By Alejandro Prieto |
Montevideo (EFE).- A book that in a few strokes vindicates the memory of the disappeared and the fortuitous discovery of an abandoned plane intersect in the story of Sebastián Santana, the Uruguayan illustrator who pushed his ego “to one side” to contribute to the fight for truth and justice in the face of the crimes of the Condor Plan.
Marked “since he was a child” by family histories linked to the Uruguayan civic-military dictatorship (1973-1985), since his father and uncle were kidnapped in the clandestine torture center “300 Carlos”, from which they managed to “break free”, Santana He did not hesitate to let the theme mix with his passion, drawing.
Thus, as he recounted in an interview with EFE, as a teenager “he was already very involved”, he collaborated in a play about Elena Quinteros -one of the disappeared Uruguayans- and made posters for a campaign to repeal the ‘expiration law’ , which prohibited the prosecution of the military for crimes of State terrorism.
My uncle is coming tomorrow
In May 2011, hours before the March of Silence – a mobilization that annually gathers thousands in Montevideo to demand “Memory, truth and justice”, a dissident vote within the leftist Frente Amplio prevented another attempt to repeal the amnesty agreed in 1986. .
“The march was done as always, in silence, but the atmosphere was burning. There was a feeling of discomfort but also of fury and a generation (…) that had taken the lead in the fight to annul the law”, describes Santana.
It was while walking in that march that someone who has illustrated and collaborated with the creation of dozens of children’s books sketched “Tomorrow my uncle is coming”, an “autofiction” -although his relatives did not disappear- that in black and white and simply with a child and a door, try to wait for a guy who never comes back.
“I wanted to question how someone can not empathize with a person who wants to know what happened to their relatives; what the disappeared person may have done goes into the background next to thinking about how someone can not empathize with a mother, with a brother”, says who also sought to induce questions from children to adults, which, he alleges, did not work out .
“In many cases (…) what the botijas (children) do is suddenly read about unfulfilled promises. The way the book works is strange, because it has happened to me that people (adults) start crying when I give them the book to read and it is terrible because at the same time looking for that type of emotion is something that one wants ”, he says .
Plan Condor plane
Tied to his work with this illustrated book, translated into several languages, Santana participated with drawings of an audiovisual short based on testimonies of arrests during the dictatorship that caught the attention of the Italian researcher Francesca Lessa, who from the University of Oxford promoted a site informative website about the Condor Plan.
As the illustrator recounts, Lessa invited him to draw pictures for three shorts that review the historical context of the repressive plan of the dictatorships of the Southern Cone and, as one narrated about a transfer to Argentina of detainees kidnapped in Paraguay, he wanted to know, to draw, What was the plane like in which they were taken in May 1976?
“In the Internet browser I put the character code -of the plane’s registration, named in military files- and I went to the images tab to see what jumped. Some photos appear and the first thing that catches my attention is one of a black and white plane”, indicates the person who searched the Internet looking for the ship “5-T-30/0653”.
Doubting himself, Santana came across a surprising discovery, collectors’ blogs and photos of the Argentine Navy allowed him to find his final destination, already a private one, the twin-jet plane, which belonged to the Argentine Emilio Massera, was abandoned at the Airport from Melilla in Montevideo.
“What nobody had found is where the plane was today.
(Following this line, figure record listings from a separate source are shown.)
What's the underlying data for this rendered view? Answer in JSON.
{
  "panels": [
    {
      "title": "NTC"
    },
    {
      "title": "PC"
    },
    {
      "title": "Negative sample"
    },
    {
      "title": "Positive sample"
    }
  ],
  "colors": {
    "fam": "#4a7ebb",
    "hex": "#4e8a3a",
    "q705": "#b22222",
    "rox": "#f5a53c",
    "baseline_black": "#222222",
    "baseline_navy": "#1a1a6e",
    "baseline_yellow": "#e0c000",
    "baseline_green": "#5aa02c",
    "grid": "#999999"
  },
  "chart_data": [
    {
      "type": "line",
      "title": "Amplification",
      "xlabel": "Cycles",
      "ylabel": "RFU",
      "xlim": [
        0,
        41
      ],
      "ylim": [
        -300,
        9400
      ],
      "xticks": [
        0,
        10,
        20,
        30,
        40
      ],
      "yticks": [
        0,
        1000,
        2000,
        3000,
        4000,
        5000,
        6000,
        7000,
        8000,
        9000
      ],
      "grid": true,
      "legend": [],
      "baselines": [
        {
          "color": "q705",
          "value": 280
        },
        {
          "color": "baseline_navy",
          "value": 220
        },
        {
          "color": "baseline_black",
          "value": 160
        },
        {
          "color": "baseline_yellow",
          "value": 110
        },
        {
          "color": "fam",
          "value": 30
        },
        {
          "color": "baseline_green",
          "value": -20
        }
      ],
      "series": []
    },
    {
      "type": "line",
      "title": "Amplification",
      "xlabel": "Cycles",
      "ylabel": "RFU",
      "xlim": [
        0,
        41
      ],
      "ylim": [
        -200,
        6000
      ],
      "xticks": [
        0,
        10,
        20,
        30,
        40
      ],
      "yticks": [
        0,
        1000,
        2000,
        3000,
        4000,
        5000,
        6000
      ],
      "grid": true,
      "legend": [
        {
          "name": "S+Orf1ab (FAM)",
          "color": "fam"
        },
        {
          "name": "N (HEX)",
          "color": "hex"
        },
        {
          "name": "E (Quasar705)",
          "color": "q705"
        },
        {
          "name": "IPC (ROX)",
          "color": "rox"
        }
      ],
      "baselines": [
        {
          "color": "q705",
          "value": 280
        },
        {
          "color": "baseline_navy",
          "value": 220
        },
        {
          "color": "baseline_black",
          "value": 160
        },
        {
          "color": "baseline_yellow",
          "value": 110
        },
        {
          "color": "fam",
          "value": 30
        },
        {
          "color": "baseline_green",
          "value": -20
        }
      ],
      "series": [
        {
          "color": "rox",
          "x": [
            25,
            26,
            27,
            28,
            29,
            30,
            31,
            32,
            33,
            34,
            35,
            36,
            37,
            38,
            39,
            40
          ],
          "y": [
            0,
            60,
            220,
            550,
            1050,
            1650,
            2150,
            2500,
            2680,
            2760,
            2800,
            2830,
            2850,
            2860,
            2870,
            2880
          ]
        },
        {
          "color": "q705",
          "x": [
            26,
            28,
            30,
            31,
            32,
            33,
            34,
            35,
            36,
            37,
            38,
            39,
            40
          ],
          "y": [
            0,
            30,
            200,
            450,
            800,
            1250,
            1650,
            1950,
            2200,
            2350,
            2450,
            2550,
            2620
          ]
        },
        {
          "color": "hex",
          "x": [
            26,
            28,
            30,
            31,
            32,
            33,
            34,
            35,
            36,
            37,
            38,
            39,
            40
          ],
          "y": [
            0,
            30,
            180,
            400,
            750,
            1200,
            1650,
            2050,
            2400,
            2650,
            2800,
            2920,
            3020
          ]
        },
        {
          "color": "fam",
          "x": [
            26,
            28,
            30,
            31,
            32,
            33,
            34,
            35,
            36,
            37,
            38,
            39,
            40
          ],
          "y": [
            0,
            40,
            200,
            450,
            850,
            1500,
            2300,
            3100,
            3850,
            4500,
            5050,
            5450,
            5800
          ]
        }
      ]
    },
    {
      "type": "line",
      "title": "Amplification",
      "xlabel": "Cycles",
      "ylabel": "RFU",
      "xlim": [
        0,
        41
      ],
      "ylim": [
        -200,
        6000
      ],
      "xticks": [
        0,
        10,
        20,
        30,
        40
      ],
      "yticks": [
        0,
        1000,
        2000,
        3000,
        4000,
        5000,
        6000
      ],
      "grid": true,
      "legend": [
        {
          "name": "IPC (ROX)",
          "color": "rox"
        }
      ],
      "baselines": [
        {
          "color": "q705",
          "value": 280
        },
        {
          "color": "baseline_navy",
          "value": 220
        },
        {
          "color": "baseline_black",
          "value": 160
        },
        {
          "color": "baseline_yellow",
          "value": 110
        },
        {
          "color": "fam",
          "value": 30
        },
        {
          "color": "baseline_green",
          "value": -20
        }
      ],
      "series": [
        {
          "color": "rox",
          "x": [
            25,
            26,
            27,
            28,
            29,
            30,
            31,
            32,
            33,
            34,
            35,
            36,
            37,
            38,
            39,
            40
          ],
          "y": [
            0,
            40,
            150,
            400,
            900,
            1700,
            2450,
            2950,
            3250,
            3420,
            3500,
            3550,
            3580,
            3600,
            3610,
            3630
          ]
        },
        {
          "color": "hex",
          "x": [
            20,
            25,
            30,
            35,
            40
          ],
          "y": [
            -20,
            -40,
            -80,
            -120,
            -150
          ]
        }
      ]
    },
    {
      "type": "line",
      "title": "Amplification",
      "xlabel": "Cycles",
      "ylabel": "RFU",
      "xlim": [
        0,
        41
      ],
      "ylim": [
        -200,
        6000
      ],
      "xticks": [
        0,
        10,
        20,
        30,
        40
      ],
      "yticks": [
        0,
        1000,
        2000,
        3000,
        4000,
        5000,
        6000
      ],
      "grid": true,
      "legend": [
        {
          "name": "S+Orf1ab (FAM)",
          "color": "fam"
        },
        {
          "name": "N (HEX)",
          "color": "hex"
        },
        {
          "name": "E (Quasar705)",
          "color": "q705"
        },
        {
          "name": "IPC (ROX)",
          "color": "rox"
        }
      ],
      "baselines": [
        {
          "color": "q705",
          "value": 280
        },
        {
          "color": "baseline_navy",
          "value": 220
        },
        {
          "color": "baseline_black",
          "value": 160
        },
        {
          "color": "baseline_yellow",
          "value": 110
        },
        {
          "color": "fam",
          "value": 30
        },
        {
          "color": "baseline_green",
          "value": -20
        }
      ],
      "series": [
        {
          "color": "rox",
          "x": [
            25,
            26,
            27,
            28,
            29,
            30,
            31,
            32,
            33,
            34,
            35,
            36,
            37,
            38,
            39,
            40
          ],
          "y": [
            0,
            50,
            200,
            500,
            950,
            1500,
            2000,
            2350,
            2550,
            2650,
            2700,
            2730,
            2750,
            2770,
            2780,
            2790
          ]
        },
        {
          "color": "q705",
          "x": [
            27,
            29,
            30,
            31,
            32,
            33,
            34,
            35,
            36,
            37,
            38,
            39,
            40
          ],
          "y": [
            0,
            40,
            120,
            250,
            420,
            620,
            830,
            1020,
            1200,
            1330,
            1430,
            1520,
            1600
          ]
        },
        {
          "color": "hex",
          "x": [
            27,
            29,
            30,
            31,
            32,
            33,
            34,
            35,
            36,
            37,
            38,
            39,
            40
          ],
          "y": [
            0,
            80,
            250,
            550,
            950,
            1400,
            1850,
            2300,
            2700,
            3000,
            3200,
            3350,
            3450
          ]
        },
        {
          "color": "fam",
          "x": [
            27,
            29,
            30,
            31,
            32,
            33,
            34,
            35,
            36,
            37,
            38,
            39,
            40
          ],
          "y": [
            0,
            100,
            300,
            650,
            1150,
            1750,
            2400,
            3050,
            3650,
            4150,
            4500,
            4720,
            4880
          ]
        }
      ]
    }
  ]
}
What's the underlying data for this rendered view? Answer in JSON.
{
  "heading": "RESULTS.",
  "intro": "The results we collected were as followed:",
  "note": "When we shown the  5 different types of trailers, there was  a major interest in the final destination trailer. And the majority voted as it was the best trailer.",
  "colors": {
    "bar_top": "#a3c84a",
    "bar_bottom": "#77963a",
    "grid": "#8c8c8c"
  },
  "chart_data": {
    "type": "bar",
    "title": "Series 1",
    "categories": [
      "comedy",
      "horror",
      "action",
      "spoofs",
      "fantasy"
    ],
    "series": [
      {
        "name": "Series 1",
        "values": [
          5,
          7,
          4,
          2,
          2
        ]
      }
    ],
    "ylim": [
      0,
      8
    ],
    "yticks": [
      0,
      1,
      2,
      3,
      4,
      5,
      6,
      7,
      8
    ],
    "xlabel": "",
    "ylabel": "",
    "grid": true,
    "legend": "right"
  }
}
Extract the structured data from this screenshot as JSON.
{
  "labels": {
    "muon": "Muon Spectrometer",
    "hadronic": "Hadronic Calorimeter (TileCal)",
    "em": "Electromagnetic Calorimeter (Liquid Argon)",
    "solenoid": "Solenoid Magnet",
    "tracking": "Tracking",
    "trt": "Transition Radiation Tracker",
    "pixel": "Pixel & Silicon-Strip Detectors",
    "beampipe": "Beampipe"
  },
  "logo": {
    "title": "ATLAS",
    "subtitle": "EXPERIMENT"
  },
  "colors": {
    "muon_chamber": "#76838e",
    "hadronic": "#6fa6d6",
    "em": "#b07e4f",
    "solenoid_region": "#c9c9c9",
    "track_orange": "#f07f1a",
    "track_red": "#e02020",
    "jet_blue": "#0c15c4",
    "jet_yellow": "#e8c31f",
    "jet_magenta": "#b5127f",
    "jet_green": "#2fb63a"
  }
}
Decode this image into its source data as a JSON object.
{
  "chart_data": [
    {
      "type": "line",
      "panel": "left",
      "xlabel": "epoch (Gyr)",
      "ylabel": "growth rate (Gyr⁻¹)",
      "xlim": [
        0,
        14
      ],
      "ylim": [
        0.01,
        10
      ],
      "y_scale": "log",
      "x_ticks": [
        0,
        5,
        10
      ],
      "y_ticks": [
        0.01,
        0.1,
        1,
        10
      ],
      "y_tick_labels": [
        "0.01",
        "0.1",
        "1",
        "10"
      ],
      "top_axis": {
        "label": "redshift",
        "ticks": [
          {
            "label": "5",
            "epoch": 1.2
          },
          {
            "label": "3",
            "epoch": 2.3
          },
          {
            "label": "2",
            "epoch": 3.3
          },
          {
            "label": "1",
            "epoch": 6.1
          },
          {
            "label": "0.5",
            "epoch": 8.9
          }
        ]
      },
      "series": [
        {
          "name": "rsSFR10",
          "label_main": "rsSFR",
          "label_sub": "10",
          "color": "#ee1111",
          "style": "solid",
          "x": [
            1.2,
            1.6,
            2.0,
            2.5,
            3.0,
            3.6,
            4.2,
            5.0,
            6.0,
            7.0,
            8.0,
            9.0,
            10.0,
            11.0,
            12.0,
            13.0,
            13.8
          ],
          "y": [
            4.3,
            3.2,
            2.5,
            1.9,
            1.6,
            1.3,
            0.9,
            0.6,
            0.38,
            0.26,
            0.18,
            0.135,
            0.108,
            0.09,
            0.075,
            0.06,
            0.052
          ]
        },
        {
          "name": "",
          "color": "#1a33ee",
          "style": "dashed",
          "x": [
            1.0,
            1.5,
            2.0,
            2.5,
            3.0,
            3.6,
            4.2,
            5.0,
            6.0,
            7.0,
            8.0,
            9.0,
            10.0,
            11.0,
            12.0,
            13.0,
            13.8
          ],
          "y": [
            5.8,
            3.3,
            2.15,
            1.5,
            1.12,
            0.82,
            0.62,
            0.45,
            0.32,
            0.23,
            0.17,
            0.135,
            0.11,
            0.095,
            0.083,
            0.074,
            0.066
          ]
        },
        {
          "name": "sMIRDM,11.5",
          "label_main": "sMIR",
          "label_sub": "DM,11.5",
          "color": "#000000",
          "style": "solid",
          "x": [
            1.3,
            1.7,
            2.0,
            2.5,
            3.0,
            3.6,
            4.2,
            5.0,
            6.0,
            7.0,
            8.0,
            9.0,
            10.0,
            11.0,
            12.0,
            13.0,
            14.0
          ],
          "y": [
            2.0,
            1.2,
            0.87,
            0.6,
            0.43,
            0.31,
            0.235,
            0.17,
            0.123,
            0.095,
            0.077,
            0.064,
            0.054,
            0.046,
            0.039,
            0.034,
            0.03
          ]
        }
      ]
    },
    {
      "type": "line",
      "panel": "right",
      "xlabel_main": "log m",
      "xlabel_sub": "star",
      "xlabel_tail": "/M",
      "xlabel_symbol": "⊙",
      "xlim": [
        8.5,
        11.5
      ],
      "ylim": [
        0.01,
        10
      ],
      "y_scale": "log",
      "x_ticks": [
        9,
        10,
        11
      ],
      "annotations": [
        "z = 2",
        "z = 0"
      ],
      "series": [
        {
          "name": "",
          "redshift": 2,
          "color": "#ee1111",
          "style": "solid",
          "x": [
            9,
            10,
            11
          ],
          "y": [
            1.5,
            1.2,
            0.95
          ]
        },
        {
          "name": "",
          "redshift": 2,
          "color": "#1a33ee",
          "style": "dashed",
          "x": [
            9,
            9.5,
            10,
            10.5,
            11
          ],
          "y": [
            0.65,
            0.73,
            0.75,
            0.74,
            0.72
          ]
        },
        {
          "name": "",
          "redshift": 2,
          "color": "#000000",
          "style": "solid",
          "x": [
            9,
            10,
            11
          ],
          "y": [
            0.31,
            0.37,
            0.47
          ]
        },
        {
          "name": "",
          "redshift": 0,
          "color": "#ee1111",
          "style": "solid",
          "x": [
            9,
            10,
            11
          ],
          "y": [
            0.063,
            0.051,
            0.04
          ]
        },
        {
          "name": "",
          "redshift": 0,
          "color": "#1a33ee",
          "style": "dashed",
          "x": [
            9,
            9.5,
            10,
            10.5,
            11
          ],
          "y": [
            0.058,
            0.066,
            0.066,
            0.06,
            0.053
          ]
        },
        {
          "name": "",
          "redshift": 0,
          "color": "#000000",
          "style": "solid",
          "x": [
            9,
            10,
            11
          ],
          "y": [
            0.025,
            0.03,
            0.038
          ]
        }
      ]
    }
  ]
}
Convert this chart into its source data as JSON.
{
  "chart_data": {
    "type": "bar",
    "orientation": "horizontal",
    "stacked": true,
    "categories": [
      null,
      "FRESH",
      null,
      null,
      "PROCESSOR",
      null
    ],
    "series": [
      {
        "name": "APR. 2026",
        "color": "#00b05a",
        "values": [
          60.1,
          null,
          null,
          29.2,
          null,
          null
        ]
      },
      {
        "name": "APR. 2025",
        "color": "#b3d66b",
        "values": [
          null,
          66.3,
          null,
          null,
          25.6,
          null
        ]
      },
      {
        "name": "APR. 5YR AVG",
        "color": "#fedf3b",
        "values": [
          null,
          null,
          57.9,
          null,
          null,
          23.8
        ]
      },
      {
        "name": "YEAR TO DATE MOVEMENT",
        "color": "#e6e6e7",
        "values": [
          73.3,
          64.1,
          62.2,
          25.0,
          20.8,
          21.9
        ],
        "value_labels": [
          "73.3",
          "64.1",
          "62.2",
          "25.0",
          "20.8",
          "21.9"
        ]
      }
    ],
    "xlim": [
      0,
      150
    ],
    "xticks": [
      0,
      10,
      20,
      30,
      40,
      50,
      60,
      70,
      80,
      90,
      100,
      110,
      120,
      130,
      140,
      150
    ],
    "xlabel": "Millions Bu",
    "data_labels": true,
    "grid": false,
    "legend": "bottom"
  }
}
That was the contribution that I was able to make (…), to say ‘look, the plane is abandoned in Montevideo’ and there it is today, waiting for something to happen”, she expresses.
to one side
Asked about his feelings regarding his contribution to finding the ship where the Argentines Alejandro Logoluso, José Nell, Marta Landi and the Uruguayans Gustavo Inzaurralde and Nelson Santana were clandestinely transferred, Santana says it was “very moving” and gave him a lesson in humility .
“Artists are very vain, we have a very big ego and this is great because it reduces everything to a very small scale. ‘Bring this and run to the side’, is the best in the end. It is a humanist work, it does not have an aesthetic correlate, ”he sums up.
It is that, although he claims to have “aesthetic ideas” of what could be done with the metallic witness of historical events, he knows that it is up to Justice to determine his fate.